The Nifty 200 Momentum 30 index tracks the performance of the top 30 companies within
the Nifty 200 Index selected based on their Normalised Momentum Score. The Normalised
Momentum Score for each company is determined based on its 6-month and 12-month price
return, adjusted for its daily price return volatility. This score is calculated using a combination
of 6-month and 12-month price returns, adjusted for volatility and stock weights are
determined by a blend of the momentum score and free-float market capitalization. The index
is rebalanced semi-annually.
Nilesh Shah, Managing Director, Kotak Mahindra AMC, said, “Momentum investing, the
driving principle behind Kotak Nifty 200 Momentum 30 ETF, is a strategy that takes advantage
of the persistence of stock price trends.

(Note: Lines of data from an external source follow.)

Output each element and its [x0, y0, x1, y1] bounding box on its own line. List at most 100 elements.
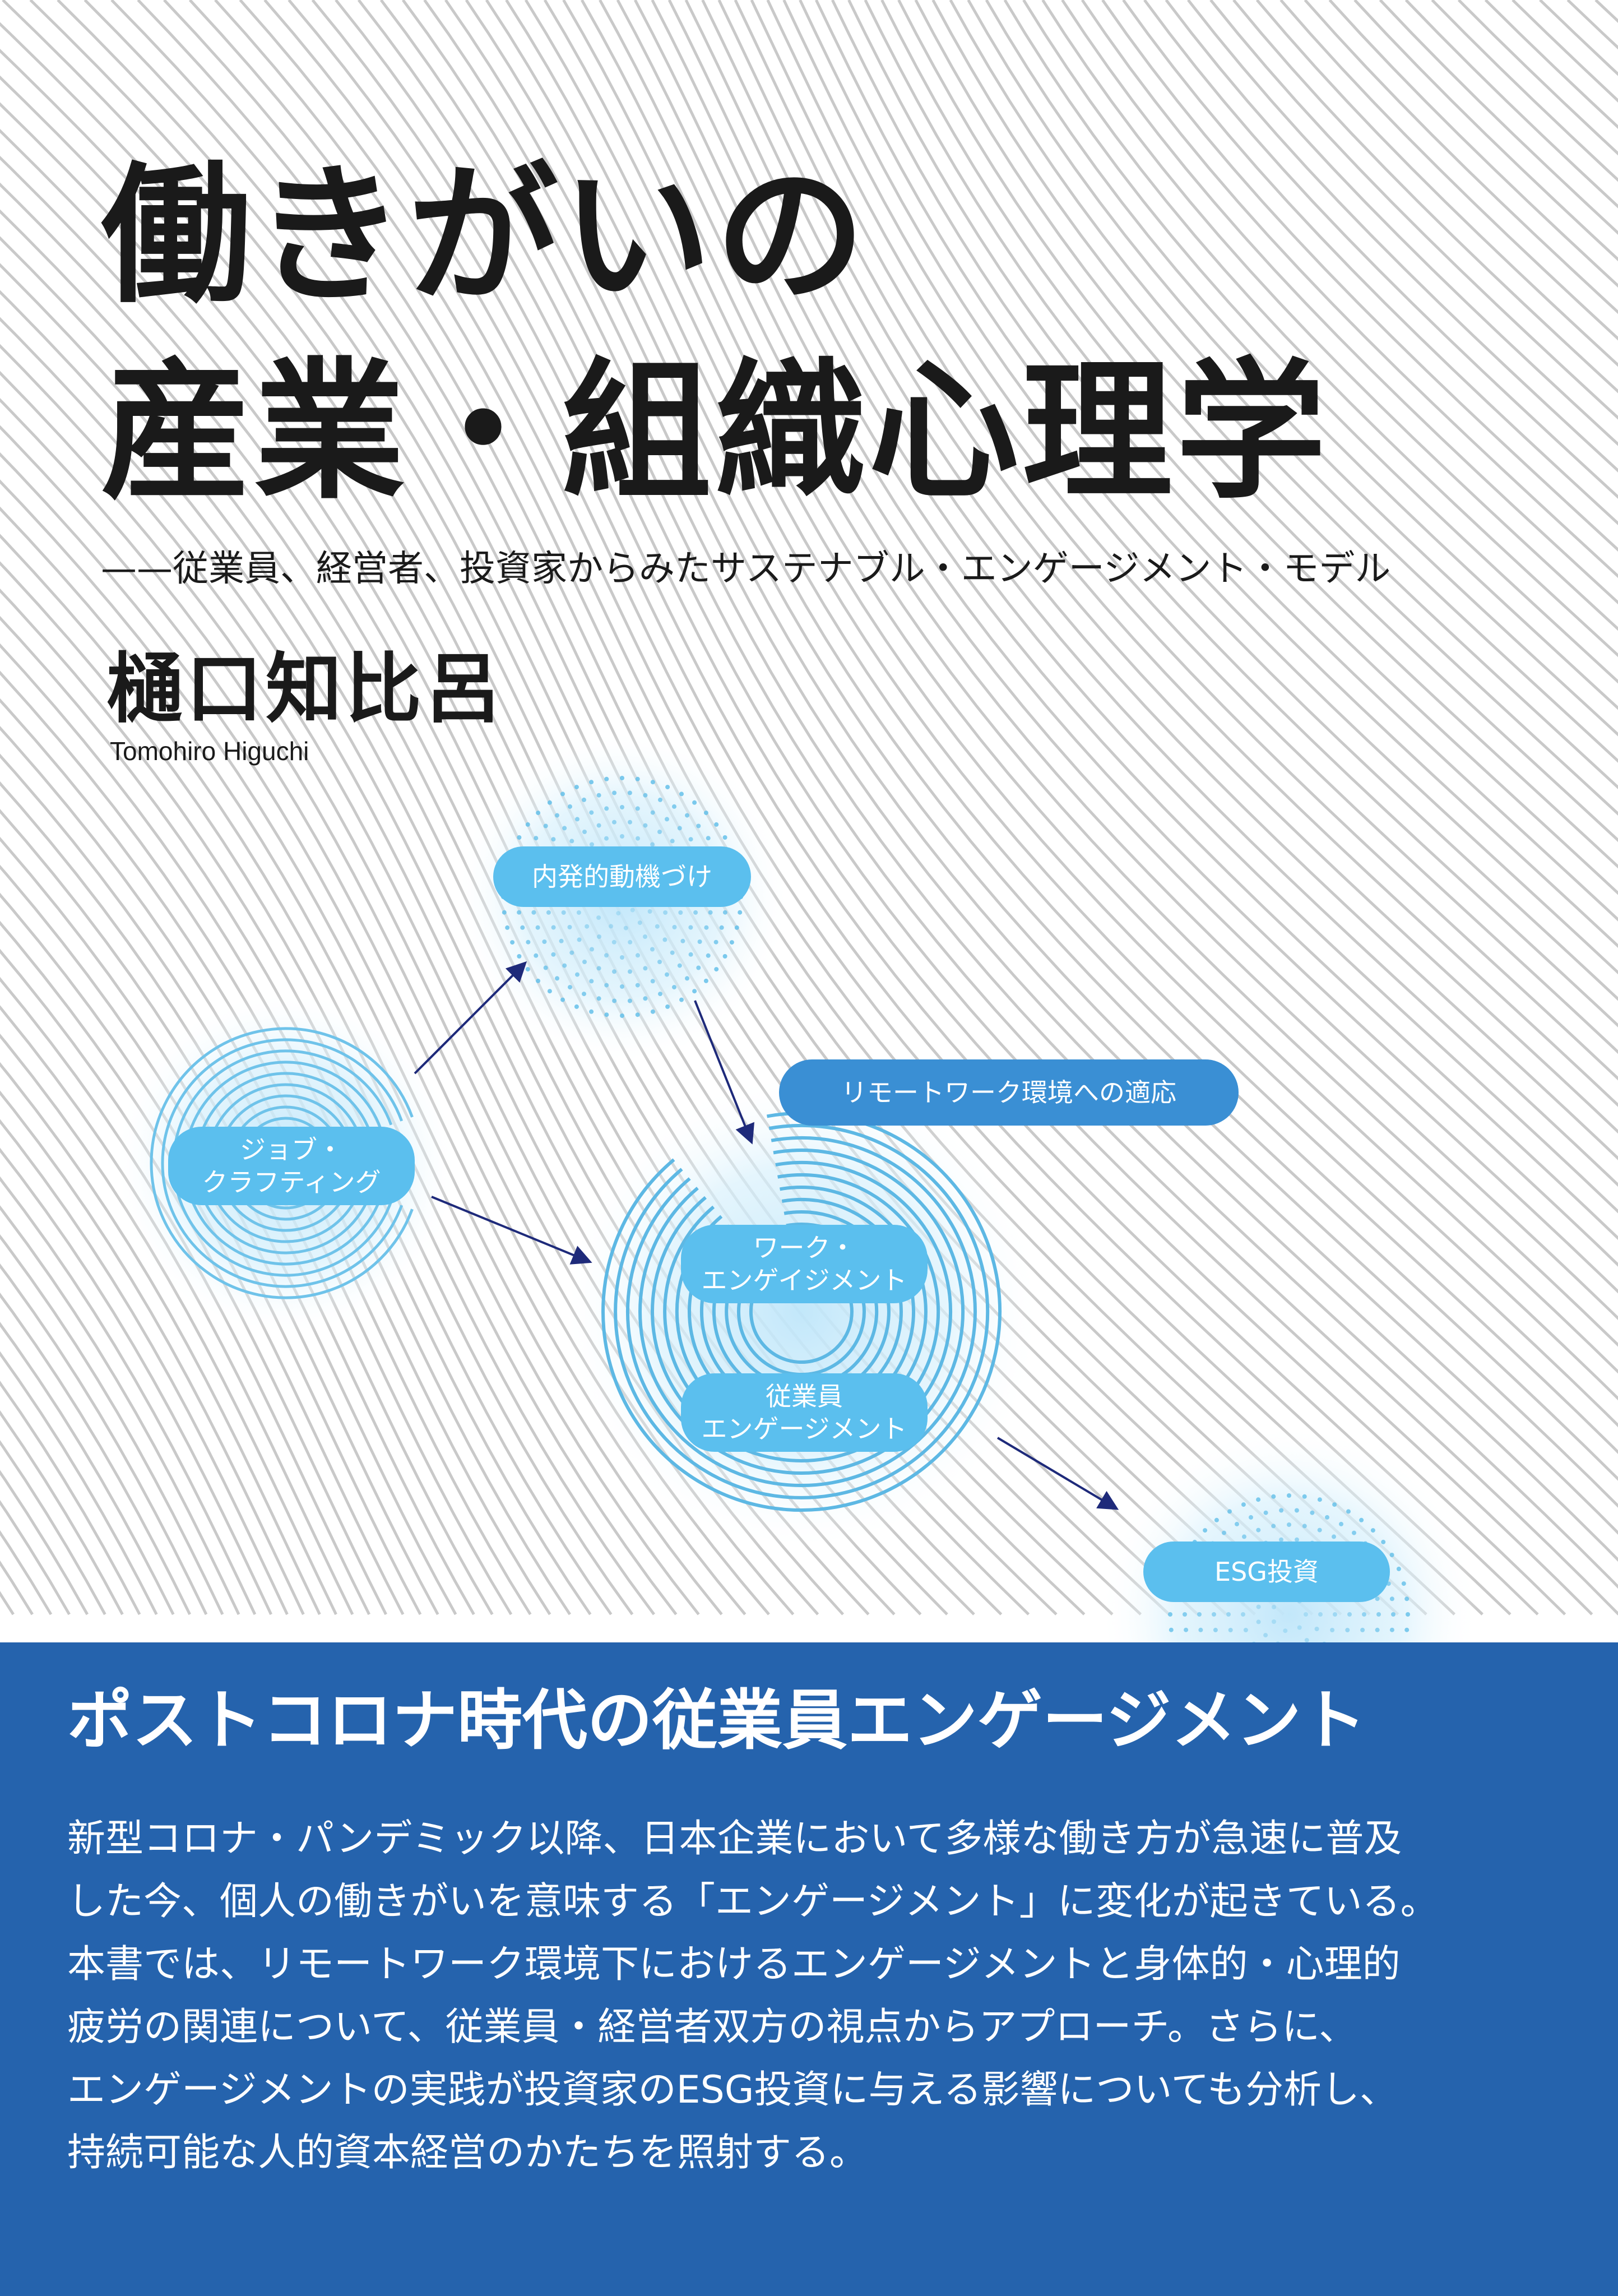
decor-dot — [620, 834, 624, 839]
decor-dot — [636, 953, 640, 958]
node-employee-engagement-label-1: 従業員 — [766, 1381, 843, 1411]
decor-dot — [1401, 1581, 1406, 1586]
decor-dot — [623, 925, 628, 931]
decor-dot — [525, 967, 530, 972]
decor-dot — [559, 938, 564, 943]
decor-dot — [672, 925, 677, 929]
decor-dot — [693, 910, 698, 915]
decor-dot — [582, 992, 586, 997]
background-wave-line — [0, 1033, 337, 1615]
decor-dot — [628, 820, 632, 825]
background-wave-line — [1022, 0, 1618, 658]
background-wave-line — [524, 0, 1618, 1428]
decor-dot — [555, 976, 559, 981]
background-wave-line — [831, 0, 1618, 948]
decor-dot — [729, 940, 734, 945]
background-wave-line — [1255, 0, 1618, 367]
decor-dot — [568, 804, 572, 809]
decor-dot — [692, 989, 697, 994]
decor-dot — [568, 985, 572, 990]
background-wave-line — [0, 1176, 257, 1615]
decor-dot — [562, 963, 567, 968]
background-wave-line — [599, 0, 1618, 1321]
decor-dot — [536, 978, 541, 983]
node-employee-engagement: 従業員 エンゲージメント — [681, 1373, 928, 1452]
decor-dot — [569, 950, 574, 955]
decor-dot — [643, 823, 648, 828]
decor-dot — [543, 823, 548, 828]
decor-dot — [577, 937, 582, 942]
decor-dot — [1360, 1627, 1365, 1632]
background-wave-line — [335, 0, 1566, 1615]
decor-dot — [655, 924, 660, 929]
decor-dot — [1198, 1627, 1203, 1632]
decor-dot — [1359, 1517, 1364, 1522]
decor-dot — [650, 979, 655, 984]
decor-dot — [551, 952, 556, 957]
background-wave-line — [0, 506, 700, 1615]
book-title-line-2: 産業・組織心理学 — [101, 343, 1329, 520]
background-wave-line — [0, 534, 678, 1615]
decor-dot — [1396, 1566, 1401, 1571]
background-wave-line — [1165, 0, 1618, 473]
background-wave-line — [0, 781, 494, 1615]
decor-dot — [635, 1012, 640, 1017]
decor-dot — [620, 1013, 624, 1018]
node-intrinsic-motivation-label: 内発的動機づけ — [532, 862, 712, 892]
decor-dot — [612, 820, 616, 825]
decor-dot — [643, 934, 647, 939]
decor-dot — [520, 925, 525, 930]
decor-dot — [1406, 1612, 1410, 1617]
decor-dot — [636, 836, 640, 841]
decor-dot — [1256, 1497, 1261, 1502]
background-wave-line — [0, 976, 370, 1615]
decor-dot — [589, 1009, 594, 1014]
decor-dot — [1339, 1521, 1343, 1526]
blurb-line: した今、個人の働きがいを意味する「エンゲージメント」に変化が起きている。 — [67, 1880, 1439, 1924]
background-wave-line — [0, 948, 387, 1615]
decor-dot — [650, 947, 655, 952]
halo-engagement — [560, 1071, 1042, 1553]
background-wave-line — [985, 0, 1618, 710]
decor-dot — [1203, 1528, 1208, 1533]
decor-dot — [1213, 1627, 1218, 1632]
background-wave-line — [0, 452, 747, 1615]
decor-dot — [596, 996, 601, 1001]
decor-dot — [604, 836, 609, 841]
blurb-headline: ポストコロナ時代の従業員エンゲージメント — [67, 1683, 1366, 1758]
decor-dot — [575, 972, 579, 977]
decor-dot — [534, 953, 539, 958]
decor-dot — [650, 1009, 655, 1014]
decor-dot — [575, 817, 579, 822]
decor-dot — [1325, 1515, 1329, 1520]
decor-dot — [627, 790, 632, 795]
background-wave-line — [0, 1322, 175, 1615]
decor-dot — [1256, 1604, 1261, 1609]
decor-dot — [1330, 1628, 1335, 1632]
decor-dot — [1287, 1522, 1291, 1527]
background-wave-line — [1101, 0, 1618, 552]
decor-dot — [567, 925, 572, 929]
decor-dot — [670, 839, 675, 844]
background-wave-line — [766, 0, 1618, 1054]
decor-dot — [635, 776, 640, 781]
decor-dot — [679, 791, 684, 797]
decor-dot — [596, 966, 601, 971]
diagram-arrows — [414, 961, 1119, 1510]
background-wave-line — [897, 0, 1618, 843]
decor-dot — [706, 953, 711, 958]
decor-dot — [609, 924, 614, 929]
decor-dot — [678, 910, 683, 915]
decor-dot — [628, 969, 632, 974]
background-wave-line — [734, 0, 1618, 1107]
node-esg-investment: ESG投資 — [1143, 1542, 1390, 1602]
background-wave-line — [1003, 0, 1618, 684]
background-wave-line — [0, 588, 634, 1615]
decor-dot — [1235, 1521, 1239, 1526]
decor-dot — [1314, 1627, 1319, 1631]
decor-dot — [1404, 1596, 1410, 1601]
decor-dot — [561, 910, 566, 915]
decor-dot — [1362, 1612, 1366, 1617]
decor-dot — [1389, 1553, 1394, 1557]
decor-dot — [536, 811, 541, 816]
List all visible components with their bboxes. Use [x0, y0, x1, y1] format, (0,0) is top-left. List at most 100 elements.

It captures the potential of stocks that show a strong
trend in price movement relative to the overall market trend. This approach to investing can
be potentially beneficial during periods of economic growth. But one should keep in mind
that momentum investing can be volatile. With the launch of this smart beta ETF, we further
strengthen our overall passive fund offerings,”
Devender Singhal, Executive Vice President & Fund Manager, Kotak Mahindra AMC added;
"Momentum investing is about systematically backing stocks that are already showing
strength. The Nifty 200 Momentum 30 Index selects companies with strong, consistent price
trends, using a transparent, rules-based approach. The Kotak Nifty 200 Momentum 30 ETF
helps picks stocks that are already showing strength and lets investors ride those trends,
without needing to track the market every day.”